Edition: Little, Brown & Co, 1999
Review number: 795
The question of the existence of extra-terrestrial life is one which has fascinated the human race since classical times. In recent years, various attempts have been made to estimate the likelihood that such life exists, prompted in some part by the popularity of science fiction. This sort of speculation begins with what is known as the Fermi paradox, which is basically that we should already know if there is intelligent life more advanced than we are because they should have contacted us already.
This way of looking at things actually suggests other questions, which are rather more interesting that whether life exists at all; it would be hard to get excited by a universe populated only by micro-organisms other than on our own planet. Basically, these other questions amount to speculation about what form putative extraterrestrial life might take - could there be advanced civilizations? How could we know? They actually lead back to close study of life on earth, to try to see how things could have developed differently.
There is an equation, the Drake equation, which predicts the likelihood of contact by an advanced alien race; this is put together by assigning probabilities and expected values to various events, most of which is guess work - the probable lifetime of a civilization, for example.
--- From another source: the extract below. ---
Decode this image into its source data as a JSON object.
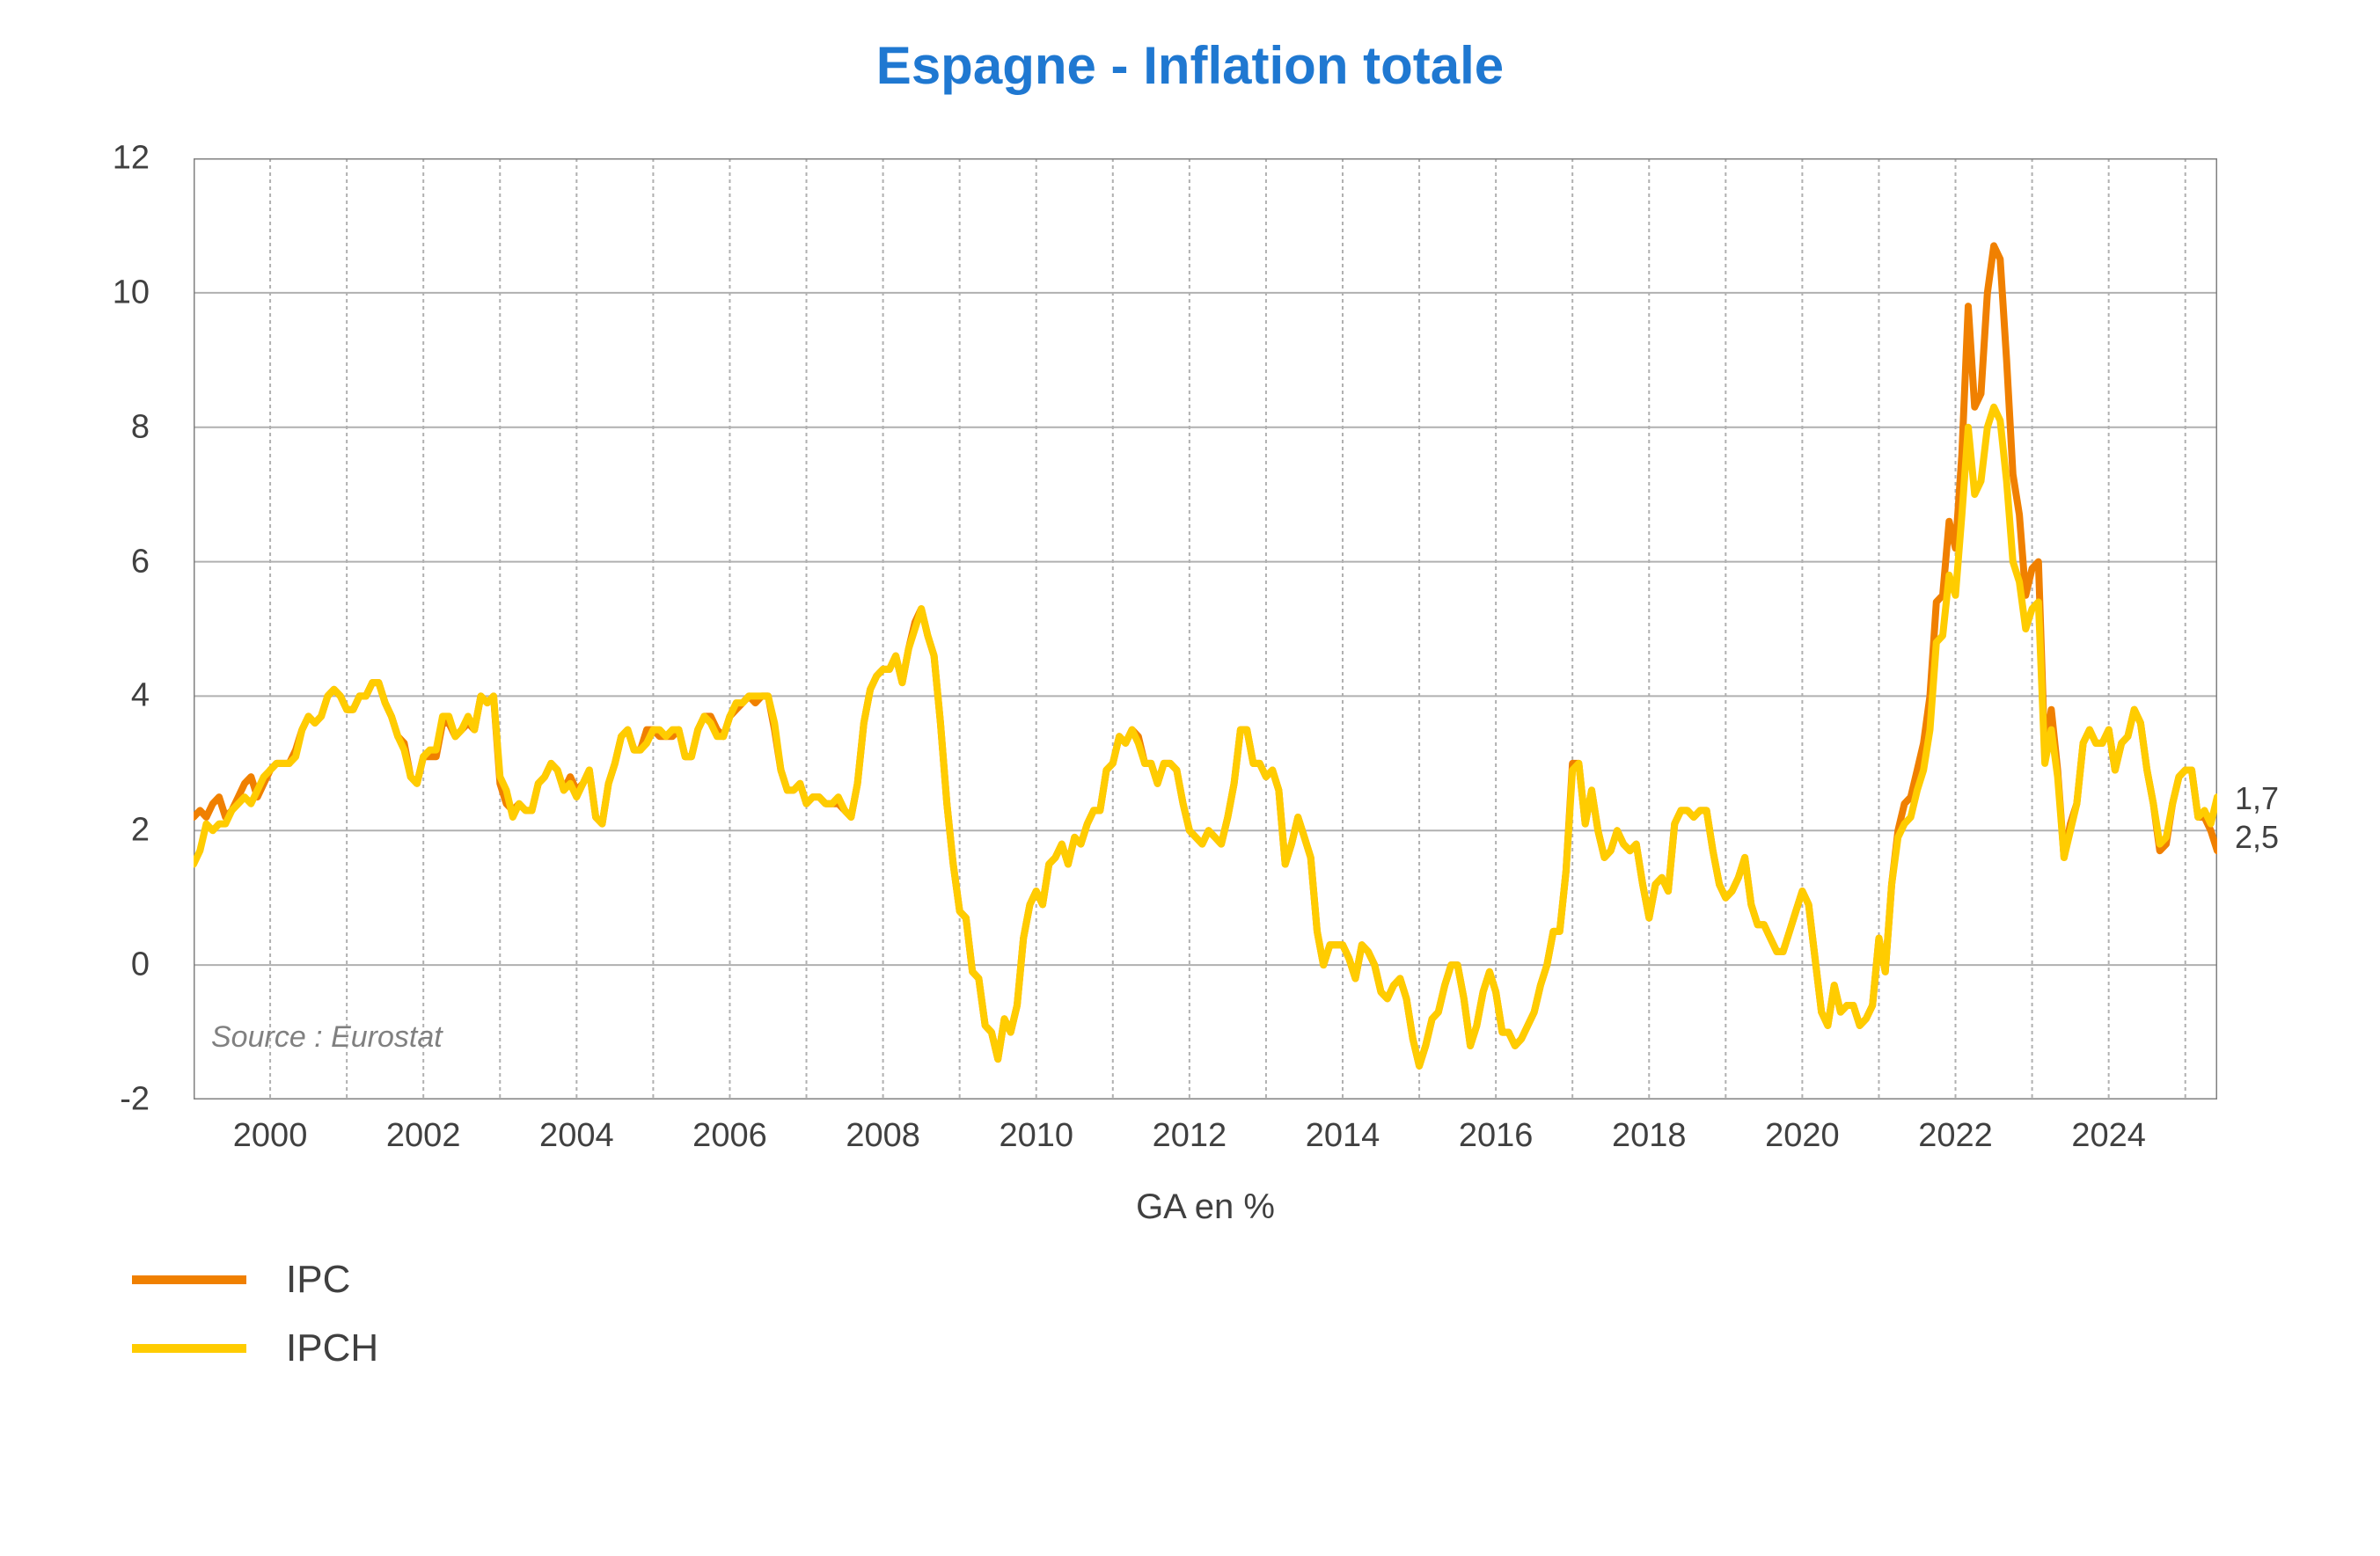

Aczel's book, after a discussion of some of the issues raised in the previous paragraph, makes an estimate for the first few values in the equation, those which refer to the existence of life itself rather than levels of technology, and infers from this that the probability of life existing somewhere else in the universe is essentially indistinguishable from 1, certainty.
This is done through some elementary probability theory, which essentially amounts to saying that the universe is so big that, no matter how unlikely, life must exist somewhere. This is saved for the end, but much more interesting is Aczel's explanation of why he thinks humanity might well be the most mature civilization in the universe (as a result of the inspection paradox, unfortunately not as clearly explained as most of the mathematics in the book).
The book as a whole is not as successful as Aczel's earlier explanation of Fermat's Last Theorem, at least as far as I am concerned. A lot of it is over-simplified - I ended up skipping a lot of the early part of the book. It picks up in the middle, when nuggets of interesting information start to be included, but unfortunately becomes less interesting again as it starts to concentrate on the existence of life in general rather than intelligent life.